Understanding documents with rich layouts and multi-modal components is a long-standing and practical task. Recent Large Vision-Language Models (LVLMs) have made remarkable strides in various tasks, particularly in single-page document understanding (DU). However, their abilities on long-context DU remain an open problem. This work presents MMLongBench-Doc, a long-context, multi-modal benchmark comprising 1,091 expert-annotated questions. Distinct from previous datasets, it is constructed upon 135 lengthy PDF-formatted documents with an average of 47.5 pages and 21,214 textual tokens. Towards comprehensive evaluation, answers to these questions rely on pieces of evidence from (1) different sources (text, image, chart, table, and layout structure) and (2) various locations (i.e., page number). Moreover, 33.0% of the questions are cross-page questions requiring evidence across multiple pages. 22.5% of the questions are designed to be unanswerable for detecting potential hallucinations. Experiments on 14 LVLMs demonstrate that long-context DU greatly challenges current models. Notably, the best-performing model, GPT-4o, achieves an F1 score of only 44.9%, while the second-best, GPT-4V, scores 30.5%. Furthermore, 12 LVLMs (all except GPT-4o and GPT-4V) even present worse performance than their LLM counterparts which are fed with lossy-parsed OCR documents. These results validate the necessity of future research toward more capable long-context LVLMs.
The automatic understanding of lengthy documents (Long-context Document Understanding; DU) stands as a long-standing task in urgent and practical needs. Although many LVLMs now claim (and show promising cases) their capabilities on long-context DU, there lacks a unified and quantitative evaluation of existing models due to the absence of related benchmark.
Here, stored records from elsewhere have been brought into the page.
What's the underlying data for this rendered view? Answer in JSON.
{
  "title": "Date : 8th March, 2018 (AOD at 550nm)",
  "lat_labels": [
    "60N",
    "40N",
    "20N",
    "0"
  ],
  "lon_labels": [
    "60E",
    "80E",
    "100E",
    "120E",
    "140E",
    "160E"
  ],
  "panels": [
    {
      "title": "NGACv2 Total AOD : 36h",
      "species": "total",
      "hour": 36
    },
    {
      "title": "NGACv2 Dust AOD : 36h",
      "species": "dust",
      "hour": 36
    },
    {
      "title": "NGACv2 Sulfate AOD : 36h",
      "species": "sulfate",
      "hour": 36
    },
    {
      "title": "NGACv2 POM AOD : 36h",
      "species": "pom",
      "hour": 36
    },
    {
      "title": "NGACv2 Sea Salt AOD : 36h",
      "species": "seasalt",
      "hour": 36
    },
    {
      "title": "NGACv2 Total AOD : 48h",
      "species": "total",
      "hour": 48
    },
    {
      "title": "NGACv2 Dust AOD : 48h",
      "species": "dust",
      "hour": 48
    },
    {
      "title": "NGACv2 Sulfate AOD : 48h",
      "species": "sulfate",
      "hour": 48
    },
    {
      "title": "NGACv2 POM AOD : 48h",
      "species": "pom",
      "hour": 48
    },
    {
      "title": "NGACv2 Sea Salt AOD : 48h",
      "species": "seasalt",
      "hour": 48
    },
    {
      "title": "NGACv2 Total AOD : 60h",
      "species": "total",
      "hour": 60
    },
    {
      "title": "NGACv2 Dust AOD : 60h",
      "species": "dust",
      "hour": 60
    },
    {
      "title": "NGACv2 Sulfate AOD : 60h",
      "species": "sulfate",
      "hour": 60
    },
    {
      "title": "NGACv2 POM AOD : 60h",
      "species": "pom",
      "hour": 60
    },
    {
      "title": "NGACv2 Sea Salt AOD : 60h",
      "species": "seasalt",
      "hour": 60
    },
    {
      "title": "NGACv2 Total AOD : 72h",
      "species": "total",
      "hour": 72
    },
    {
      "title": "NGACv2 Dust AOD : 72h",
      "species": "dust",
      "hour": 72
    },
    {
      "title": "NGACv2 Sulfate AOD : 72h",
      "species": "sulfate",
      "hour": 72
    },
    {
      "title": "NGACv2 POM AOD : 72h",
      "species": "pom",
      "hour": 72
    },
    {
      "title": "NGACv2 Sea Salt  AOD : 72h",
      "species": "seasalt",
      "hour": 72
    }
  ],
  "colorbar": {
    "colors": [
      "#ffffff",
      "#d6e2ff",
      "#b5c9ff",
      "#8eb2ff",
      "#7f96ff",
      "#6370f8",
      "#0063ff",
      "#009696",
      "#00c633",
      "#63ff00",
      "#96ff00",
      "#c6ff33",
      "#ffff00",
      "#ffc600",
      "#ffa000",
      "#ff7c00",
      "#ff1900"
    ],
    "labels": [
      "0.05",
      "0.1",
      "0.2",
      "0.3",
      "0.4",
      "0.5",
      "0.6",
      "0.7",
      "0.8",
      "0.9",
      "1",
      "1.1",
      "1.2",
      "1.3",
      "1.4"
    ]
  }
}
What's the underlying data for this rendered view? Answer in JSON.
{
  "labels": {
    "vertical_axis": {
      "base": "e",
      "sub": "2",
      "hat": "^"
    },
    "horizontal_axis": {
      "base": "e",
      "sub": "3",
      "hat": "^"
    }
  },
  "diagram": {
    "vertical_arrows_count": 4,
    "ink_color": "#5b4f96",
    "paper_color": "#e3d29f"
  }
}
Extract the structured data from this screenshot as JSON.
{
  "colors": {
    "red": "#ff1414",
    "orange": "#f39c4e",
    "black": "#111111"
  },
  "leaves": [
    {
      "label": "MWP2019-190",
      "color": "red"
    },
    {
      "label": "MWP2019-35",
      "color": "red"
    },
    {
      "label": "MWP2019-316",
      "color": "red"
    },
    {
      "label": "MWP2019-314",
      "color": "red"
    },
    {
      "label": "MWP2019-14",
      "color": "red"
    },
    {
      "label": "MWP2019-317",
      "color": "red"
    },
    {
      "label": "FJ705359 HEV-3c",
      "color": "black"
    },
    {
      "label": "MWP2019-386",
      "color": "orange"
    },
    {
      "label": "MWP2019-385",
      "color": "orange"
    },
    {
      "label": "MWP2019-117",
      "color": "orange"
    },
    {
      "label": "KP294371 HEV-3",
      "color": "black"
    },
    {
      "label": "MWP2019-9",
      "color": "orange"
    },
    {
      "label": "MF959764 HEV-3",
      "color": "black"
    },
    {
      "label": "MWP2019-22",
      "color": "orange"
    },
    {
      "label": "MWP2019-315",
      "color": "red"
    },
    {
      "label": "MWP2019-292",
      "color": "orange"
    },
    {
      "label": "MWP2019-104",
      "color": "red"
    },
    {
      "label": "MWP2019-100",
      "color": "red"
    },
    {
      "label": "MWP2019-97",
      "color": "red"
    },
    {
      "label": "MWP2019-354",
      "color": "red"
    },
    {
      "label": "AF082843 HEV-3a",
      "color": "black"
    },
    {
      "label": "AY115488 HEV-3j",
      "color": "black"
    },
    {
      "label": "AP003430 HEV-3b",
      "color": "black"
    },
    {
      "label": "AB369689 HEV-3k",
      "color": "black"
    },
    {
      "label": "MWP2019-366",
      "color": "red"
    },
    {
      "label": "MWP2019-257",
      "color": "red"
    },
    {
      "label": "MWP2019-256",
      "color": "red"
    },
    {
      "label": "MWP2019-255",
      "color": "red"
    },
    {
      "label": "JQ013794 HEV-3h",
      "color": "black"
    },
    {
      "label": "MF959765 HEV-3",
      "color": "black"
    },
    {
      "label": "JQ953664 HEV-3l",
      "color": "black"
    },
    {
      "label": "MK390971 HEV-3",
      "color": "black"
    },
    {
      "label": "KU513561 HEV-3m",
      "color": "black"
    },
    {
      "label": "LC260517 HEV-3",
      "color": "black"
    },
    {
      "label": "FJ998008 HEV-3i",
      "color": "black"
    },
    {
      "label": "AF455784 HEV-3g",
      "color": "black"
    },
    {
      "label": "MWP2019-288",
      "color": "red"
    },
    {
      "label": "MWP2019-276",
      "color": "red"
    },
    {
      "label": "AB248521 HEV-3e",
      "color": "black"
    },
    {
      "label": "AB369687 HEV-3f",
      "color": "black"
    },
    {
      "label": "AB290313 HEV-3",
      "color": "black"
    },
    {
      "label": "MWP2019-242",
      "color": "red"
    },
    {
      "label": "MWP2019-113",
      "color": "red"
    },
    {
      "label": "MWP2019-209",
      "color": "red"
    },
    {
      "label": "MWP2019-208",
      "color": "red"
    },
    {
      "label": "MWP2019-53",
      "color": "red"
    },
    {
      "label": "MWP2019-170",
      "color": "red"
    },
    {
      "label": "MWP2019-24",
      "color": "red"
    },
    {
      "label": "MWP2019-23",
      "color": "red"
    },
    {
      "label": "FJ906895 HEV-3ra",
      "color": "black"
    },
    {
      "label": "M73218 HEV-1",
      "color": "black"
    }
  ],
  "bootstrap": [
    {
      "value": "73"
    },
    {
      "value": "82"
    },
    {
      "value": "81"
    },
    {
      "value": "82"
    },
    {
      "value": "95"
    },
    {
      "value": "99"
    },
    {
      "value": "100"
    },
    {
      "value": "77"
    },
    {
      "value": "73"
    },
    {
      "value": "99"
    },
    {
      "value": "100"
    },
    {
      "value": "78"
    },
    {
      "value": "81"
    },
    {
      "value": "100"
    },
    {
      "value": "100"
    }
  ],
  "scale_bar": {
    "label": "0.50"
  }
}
To bridge this gap, we construct MMLongBench-Doc which comprises 135 documents and 1091 qustions (each accompanied by a short, deterministic reference answer and detailed meta information.). The documents have an average of 47.5 pages and 21,214 tokens, cover 7 diverse domains, and are PDF-formatted with rich layouts and multi-modal components. The questions are either curated from existing datasets or newly-annotated by expert-level annotators. Towards a comprehensive evaluation, the questions cover different sources like text, table, chart, image, etc., and different locations (page index) of the documents. Notably, 33.0% questions are cross-page questions necessitating comprehension and reasoning on evidences across multiple pages. And 22.5% questions are designed to be unanswerable for reducing the shortcuts in this benchmark and detecting LVLMs' hallucinations.
The annotation pipeline of MMLongBench-Doc includes three stages. (1) Document Collection: We firstly curate documents from both existing datasets and new resources. (2) Q&A Collection: We manually edit existing questions (evaluate and revise/remove them if necessary) and/or create new questions. Answers and other meta-information are also annotated in this stage. (3) Quality Control: We further adopt a semi-automatic, three-step quality control to revise/remove these unqualified questions and correct problematic answers.
We conduct extensive experiments on MMLONGBENCH-DOC to evaluate the long-context DU abilities of 14 LVLMs (fed with PNG-formatted screenshots). For comparison, we also evaluate 10 LLMs (fed with OCR-parsed, TXT-formatted tokens). Our key findings are summarized as follows.
Comparisons among responses from six models reveals that GPT-4o outperforms all other models by a significant margin in terms of perceiving visual information, reasoning over multiple pages, and generating richer responses.